Semua itu dibungkus menjadi objek wisata. Sarana dan prasarana amat menunjang. Kotanya bersih. Jalan-jalannya lebar. Keamanan terjamin. Tranportasi cukup. Terminal Bus, baik. Pelabuhan laut dan udaranya cukup memadai. Harga-harga barang bersaing dan dapat ditawar dengan kualitas yang cukup baik. Hotel-hotel tersedia. dan lebih dari itu Melaka menjadi tujuan wisata kesehatan pada beberapa tahun belakangan ini. Tata ruang antar dan k objek-objek sepertinya tidak berjauhan.

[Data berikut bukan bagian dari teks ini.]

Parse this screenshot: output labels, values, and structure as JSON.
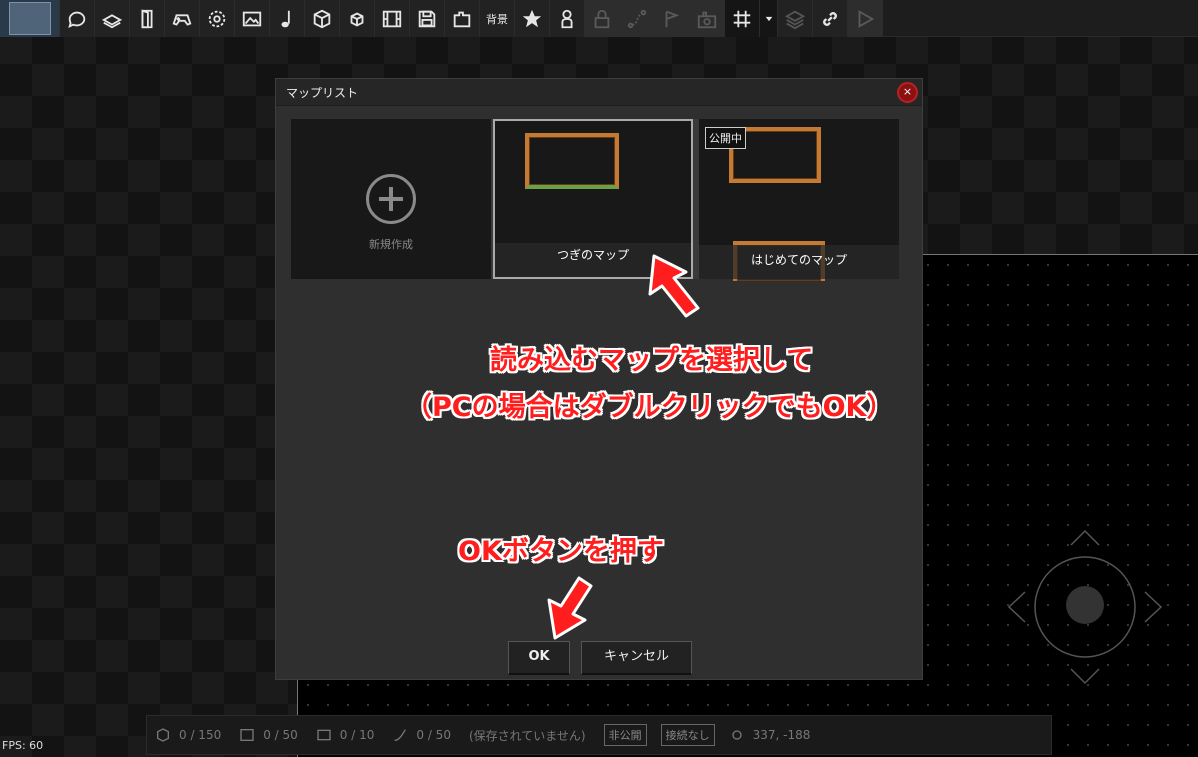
{
  "toolbar": {
    "items": [
      "speech-bubble-icon",
      "book-icon",
      "door-icon",
      "gamepad-icon",
      "gear-icon",
      "image-icon",
      "music-note-icon",
      "cube-icon",
      "small-cube-icon",
      "film-icon",
      "save-icon",
      "plugin-icon",
      "background",
      "star-icon",
      "person-icon",
      "lock-icon",
      "path-icon",
      "flag-icon",
      "camera-icon",
      "grid-icon",
      "dropdown-icon",
      "layers-icon",
      "link-icon",
      "play-icon"
    ],
    "background_label": "背景"
  },
  "dialog": {
    "title": "マップリスト",
    "close_label": "×",
    "new_map_label": "新規作成",
    "maps": [
      {
        "name": "つぎのマップ",
        "selected": true,
        "published": false
      },
      {
        "name": "はじめてのマップ",
        "selected": false,
        "published": true,
        "badge": "公開中"
      }
    ],
    "ok_label": "OK",
    "cancel_label": "キャンセル"
  },
  "annotations": {
    "line1": "読み込むマップを選択して",
    "line2": "（PCの場合はダブルクリックでもOK）",
    "line3": "OKボタンを押す"
  },
  "status": {
    "fps": "FPS: 60",
    "objects": "0 / 150",
    "scenes": "0 / 50",
    "images": "0 / 10",
    "items": "0 / 50",
    "save_state": "(保存されていません)",
    "public_state": "非公開",
    "connection": "接続なし",
    "coords": "337, -188"
  },
  "colors": {
    "accent_red": "#ff1d1d",
    "map_frame": "#c27a35",
    "close_button": "#8c1010"
  }
}
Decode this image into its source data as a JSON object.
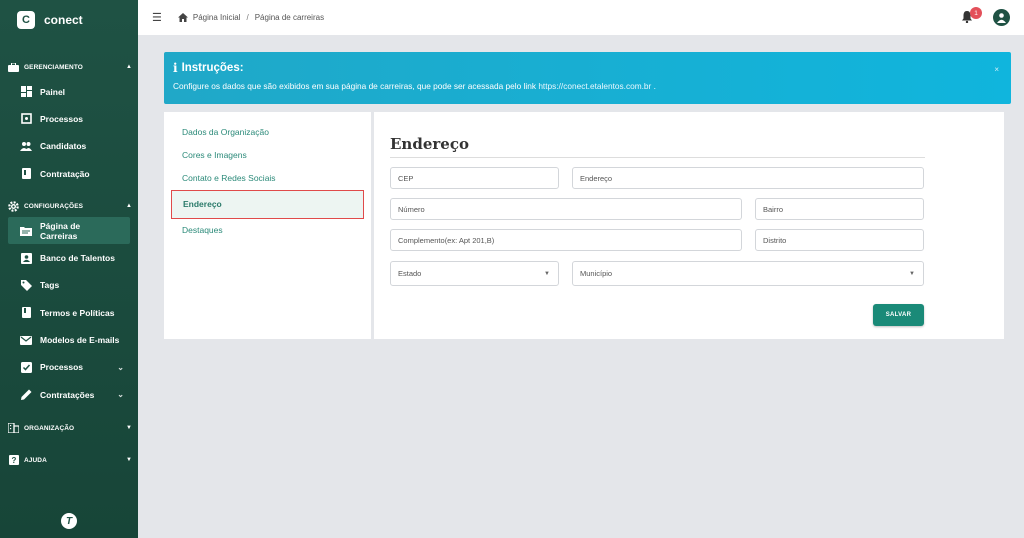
{
  "brand": {
    "letter": "C",
    "name": "conect"
  },
  "sidebar": {
    "sections": [
      {
        "label": "GERENCIAMENTO",
        "icon": "briefcase-icon"
      },
      {
        "label": "CONFIGURAÇÕES",
        "icon": "gear-icon"
      },
      {
        "label": "ORGANIZAÇÃO",
        "icon": "building-icon"
      },
      {
        "label": "AJUDA",
        "icon": "help-icon"
      }
    ],
    "management_items": [
      {
        "label": "Painel",
        "icon": "dashboard-icon"
      },
      {
        "label": "Processos",
        "icon": "process-icon"
      },
      {
        "label": "Candidatos",
        "icon": "people-icon"
      },
      {
        "label": "Contratação",
        "icon": "contract-icon"
      }
    ],
    "config_items": [
      {
        "label": "Página de Carreiras",
        "icon": "folder-icon"
      },
      {
        "label": "Banco de Talentos",
        "icon": "contact-card-icon"
      },
      {
        "label": "Tags",
        "icon": "tag-icon"
      },
      {
        "label": "Termos e Políticas",
        "icon": "book-icon"
      },
      {
        "label": "Modelos de E-mails",
        "icon": "mail-icon"
      },
      {
        "label": "Processos",
        "icon": "checkbox-icon"
      },
      {
        "label": "Contratações",
        "icon": "pen-icon"
      }
    ],
    "footer_logo": "T"
  },
  "topbar": {
    "breadcrumb_home": "Página Inicial",
    "breadcrumb_sep": "/",
    "breadcrumb_current": "Página de carreiras",
    "notification_count": "1"
  },
  "alert": {
    "title": "Instruções:",
    "text": "Configure os dados que são exibidos em sua página de carreiras, que pode ser acessada pelo link",
    "link": "https://conect.etalentos.com.br",
    "suffix": ".",
    "close": "×"
  },
  "left_menu": {
    "items": [
      "Dados da Organização",
      "Cores e Imagens",
      "Contato e Redes Sociais",
      "Endereço",
      "Destaques"
    ]
  },
  "form": {
    "title": "Endereço",
    "fields": {
      "cep": "CEP",
      "endereco": "Endereço",
      "numero": "Número",
      "bairro": "Bairro",
      "complemento": "Complemento(ex: Apt 201,B)",
      "distrito": "Distrito",
      "estado": "Estado",
      "municipio": "Município"
    },
    "save_label": "SALVAR"
  },
  "colors": {
    "sidebar": "#1f5244",
    "accent": "#1a8a78",
    "alert": "#17aed4",
    "badge": "#e3505a"
  }
}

Antara pelabuhan laut dengan Stasiun Bus berdekatan dan pusat belanja segala ada atau supermarket dan mall terasa seperti ditata demikian rupa. Yang satu arah ke kiri dan satu arah ke kanan. Bahkan kepada pusat belanja mall raksasa bisa dicapai dengan jalan kaki dari pelabuhan. Begitu pula ke Terminal Bus yang sedikit agak jauh dari mall tadi, tetapi masih bisa dicapai jalan kaki
Akan halnya wisata kesehatan, terutama dari Indonesia, orang berbondong-bondong berobat, melakukan general check-up dan treatment kesehatan di sini. Hospital (Rumah Sakit) di mana-mana mempunyai fasilitas yang cukup bahkan memiliki hotel sendiri. Layanannya terasa baik.. Hari Kamis (7/10) penulis agak demam dan menceret. Setelah acara sore hari, dekat Hotel Orkid ada Southtern Hospital. Karena panitia tidak menyediakan klinik di MITC, penulis dirujuk kesana.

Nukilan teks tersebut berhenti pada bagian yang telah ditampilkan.